Species of flowering plant

Teucrium argutum, commonly known as native germander, is a species of flowering plant in the family Lamiaceae, and is endemic to eastern Australia. It is a perennial herb often suckering, with hairy, broadly egg-shaped leaves with toothed or wavy edges, and pink-purple flowers.

==Description==
Teucrium argutum is a perennial herb that typically grows to a height of 50 cm, often suckering and scrambling, with densely hairy branches that are square in cross-section. The leaves are arranged in opposite pairs, broadly egg-shaped to triangular, 15–50 mm long and 12–20 mm wide on a petiole 3–18 mm long. The leaves are hairy and have toothed or wavy edges.
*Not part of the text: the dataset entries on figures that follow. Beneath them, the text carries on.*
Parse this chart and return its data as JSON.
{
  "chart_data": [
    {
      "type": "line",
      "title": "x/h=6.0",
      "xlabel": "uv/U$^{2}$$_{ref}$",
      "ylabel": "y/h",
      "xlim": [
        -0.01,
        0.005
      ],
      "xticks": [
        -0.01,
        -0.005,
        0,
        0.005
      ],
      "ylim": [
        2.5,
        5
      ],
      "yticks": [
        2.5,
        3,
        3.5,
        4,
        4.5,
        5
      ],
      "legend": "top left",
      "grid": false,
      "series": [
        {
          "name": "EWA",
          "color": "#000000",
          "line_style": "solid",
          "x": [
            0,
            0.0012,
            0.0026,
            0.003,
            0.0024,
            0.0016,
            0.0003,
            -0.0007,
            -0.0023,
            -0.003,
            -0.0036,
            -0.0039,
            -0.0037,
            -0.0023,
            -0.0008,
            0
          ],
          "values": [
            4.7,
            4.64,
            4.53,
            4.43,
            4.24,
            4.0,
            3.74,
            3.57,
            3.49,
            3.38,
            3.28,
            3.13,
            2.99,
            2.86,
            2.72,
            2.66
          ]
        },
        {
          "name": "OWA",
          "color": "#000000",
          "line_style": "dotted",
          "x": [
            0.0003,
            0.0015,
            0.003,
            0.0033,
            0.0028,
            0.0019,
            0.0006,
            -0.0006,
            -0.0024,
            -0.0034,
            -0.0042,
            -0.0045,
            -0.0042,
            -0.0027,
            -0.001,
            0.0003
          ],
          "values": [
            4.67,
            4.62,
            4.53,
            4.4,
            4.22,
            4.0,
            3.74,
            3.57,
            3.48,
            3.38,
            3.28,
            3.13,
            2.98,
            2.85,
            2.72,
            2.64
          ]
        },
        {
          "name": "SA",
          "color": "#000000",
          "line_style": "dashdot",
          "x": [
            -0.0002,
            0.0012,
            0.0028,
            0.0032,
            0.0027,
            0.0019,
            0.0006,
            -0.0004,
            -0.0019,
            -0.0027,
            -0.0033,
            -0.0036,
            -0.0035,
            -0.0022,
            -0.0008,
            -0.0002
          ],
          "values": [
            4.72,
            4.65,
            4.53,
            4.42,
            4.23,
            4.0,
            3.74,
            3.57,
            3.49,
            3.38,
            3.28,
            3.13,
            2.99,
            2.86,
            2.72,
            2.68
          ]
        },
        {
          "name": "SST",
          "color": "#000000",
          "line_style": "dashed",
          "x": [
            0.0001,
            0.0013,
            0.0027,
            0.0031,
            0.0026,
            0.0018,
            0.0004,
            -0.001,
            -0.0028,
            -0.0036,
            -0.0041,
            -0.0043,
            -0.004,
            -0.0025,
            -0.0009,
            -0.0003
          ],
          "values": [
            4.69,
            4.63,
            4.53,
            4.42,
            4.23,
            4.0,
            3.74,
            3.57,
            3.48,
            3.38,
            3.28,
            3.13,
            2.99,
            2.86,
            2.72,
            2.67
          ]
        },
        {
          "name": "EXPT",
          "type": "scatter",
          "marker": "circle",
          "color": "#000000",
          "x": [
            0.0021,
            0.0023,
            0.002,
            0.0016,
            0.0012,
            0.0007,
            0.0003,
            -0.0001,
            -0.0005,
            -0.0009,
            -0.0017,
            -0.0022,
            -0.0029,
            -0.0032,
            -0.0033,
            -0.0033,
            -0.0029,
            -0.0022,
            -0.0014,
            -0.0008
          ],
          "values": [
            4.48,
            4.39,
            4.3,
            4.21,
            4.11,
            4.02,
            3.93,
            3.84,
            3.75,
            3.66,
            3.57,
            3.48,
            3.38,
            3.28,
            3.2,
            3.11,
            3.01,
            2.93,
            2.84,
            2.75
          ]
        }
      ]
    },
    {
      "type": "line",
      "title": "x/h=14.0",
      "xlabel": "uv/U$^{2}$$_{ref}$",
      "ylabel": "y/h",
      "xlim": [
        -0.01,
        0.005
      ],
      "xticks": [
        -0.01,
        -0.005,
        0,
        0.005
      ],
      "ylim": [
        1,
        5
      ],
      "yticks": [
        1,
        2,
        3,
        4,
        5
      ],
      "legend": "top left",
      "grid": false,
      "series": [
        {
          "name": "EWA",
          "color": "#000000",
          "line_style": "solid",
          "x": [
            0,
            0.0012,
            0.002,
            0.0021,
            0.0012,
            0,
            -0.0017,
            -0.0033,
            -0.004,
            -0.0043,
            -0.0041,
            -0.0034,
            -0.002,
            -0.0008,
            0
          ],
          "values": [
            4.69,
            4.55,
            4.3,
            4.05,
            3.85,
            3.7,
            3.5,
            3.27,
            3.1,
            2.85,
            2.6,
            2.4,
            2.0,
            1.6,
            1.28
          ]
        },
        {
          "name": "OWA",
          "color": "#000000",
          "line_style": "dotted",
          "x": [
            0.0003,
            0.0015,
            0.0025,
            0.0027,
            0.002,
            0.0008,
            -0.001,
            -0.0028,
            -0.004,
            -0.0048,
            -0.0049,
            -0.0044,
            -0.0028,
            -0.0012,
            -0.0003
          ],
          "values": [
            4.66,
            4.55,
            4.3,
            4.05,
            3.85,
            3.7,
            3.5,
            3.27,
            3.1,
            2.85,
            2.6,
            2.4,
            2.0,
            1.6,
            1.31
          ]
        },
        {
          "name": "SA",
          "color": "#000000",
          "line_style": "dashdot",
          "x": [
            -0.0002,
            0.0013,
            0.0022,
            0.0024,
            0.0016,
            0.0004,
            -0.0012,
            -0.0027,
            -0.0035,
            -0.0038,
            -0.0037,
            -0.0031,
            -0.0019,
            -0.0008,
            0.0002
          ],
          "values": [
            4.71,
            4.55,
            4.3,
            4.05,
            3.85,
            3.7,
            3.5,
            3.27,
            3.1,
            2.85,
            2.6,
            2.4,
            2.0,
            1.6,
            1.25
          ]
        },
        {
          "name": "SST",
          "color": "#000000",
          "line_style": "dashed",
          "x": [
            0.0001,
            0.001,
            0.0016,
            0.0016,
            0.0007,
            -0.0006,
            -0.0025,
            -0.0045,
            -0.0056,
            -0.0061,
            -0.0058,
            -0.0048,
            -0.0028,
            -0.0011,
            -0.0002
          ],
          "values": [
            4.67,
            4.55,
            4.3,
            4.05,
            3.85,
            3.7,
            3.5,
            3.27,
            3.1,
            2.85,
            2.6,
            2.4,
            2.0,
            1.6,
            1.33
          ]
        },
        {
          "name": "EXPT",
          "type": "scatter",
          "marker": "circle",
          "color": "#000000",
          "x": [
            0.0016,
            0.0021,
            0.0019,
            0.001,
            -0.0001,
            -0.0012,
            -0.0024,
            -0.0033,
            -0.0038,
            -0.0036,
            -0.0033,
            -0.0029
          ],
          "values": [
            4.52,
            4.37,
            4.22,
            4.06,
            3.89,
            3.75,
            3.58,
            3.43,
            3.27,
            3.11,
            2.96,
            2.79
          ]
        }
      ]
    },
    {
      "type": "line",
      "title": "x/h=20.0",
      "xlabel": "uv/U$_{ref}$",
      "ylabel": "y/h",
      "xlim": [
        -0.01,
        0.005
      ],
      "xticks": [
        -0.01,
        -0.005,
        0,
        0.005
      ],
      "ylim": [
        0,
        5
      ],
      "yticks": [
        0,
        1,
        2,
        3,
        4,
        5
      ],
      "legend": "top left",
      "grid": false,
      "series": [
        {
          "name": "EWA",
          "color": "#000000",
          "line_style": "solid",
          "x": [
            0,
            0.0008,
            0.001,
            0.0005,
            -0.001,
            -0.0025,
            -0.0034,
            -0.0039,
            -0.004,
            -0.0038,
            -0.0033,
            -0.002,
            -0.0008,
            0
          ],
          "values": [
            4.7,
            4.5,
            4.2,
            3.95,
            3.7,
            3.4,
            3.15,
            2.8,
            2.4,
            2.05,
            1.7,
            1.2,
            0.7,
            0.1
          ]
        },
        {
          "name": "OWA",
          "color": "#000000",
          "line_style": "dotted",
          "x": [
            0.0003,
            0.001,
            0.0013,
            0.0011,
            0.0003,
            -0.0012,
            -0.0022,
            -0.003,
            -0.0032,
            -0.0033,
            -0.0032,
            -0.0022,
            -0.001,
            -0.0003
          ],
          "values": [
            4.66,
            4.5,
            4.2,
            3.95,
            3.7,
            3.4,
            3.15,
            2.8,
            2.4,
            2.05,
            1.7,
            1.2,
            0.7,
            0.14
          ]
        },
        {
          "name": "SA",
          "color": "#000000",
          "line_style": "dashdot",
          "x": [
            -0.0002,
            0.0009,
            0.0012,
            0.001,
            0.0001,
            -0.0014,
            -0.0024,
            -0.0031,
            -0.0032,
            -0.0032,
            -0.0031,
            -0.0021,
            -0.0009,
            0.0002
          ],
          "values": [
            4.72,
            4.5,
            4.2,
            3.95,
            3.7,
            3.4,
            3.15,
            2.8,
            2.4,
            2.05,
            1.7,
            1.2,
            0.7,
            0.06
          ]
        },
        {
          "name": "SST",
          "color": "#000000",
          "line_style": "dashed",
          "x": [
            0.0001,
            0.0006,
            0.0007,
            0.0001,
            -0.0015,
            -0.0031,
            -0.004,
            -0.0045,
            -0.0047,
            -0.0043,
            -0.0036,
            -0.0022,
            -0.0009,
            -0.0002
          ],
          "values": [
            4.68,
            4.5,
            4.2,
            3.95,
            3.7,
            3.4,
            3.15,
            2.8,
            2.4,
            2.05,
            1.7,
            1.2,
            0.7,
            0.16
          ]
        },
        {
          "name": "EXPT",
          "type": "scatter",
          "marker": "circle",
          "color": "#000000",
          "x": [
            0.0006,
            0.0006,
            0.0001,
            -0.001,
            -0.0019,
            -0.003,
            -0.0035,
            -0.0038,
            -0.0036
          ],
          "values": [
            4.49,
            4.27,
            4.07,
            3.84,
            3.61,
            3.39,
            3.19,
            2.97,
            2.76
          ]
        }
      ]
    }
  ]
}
The flowers are arranged singly at the base of leaf-like bracts on a pedicel up to 2 mm long. The five sepals are 4–7 mm long, joined at the base for about half their length, and densely covered with stalked and sessile glands. The petals are pink-purple and 8–10 mm long. Flowering occurs from December to June.

==Taxonomy==
Teucrium argutum was first formally described in 1810 by Robert Brown in his Prodromus Florae Novae Hollandiae et Insulae Van Diemen. In 2018, Anthony Bean selected the specimens collected near the Hawkesbury River as the lectotype.

==Distribution and habitat==
Native germander grows in forest and woodland from near Lakeland on Cape York Peninsula in Queensland, south to near Sydney.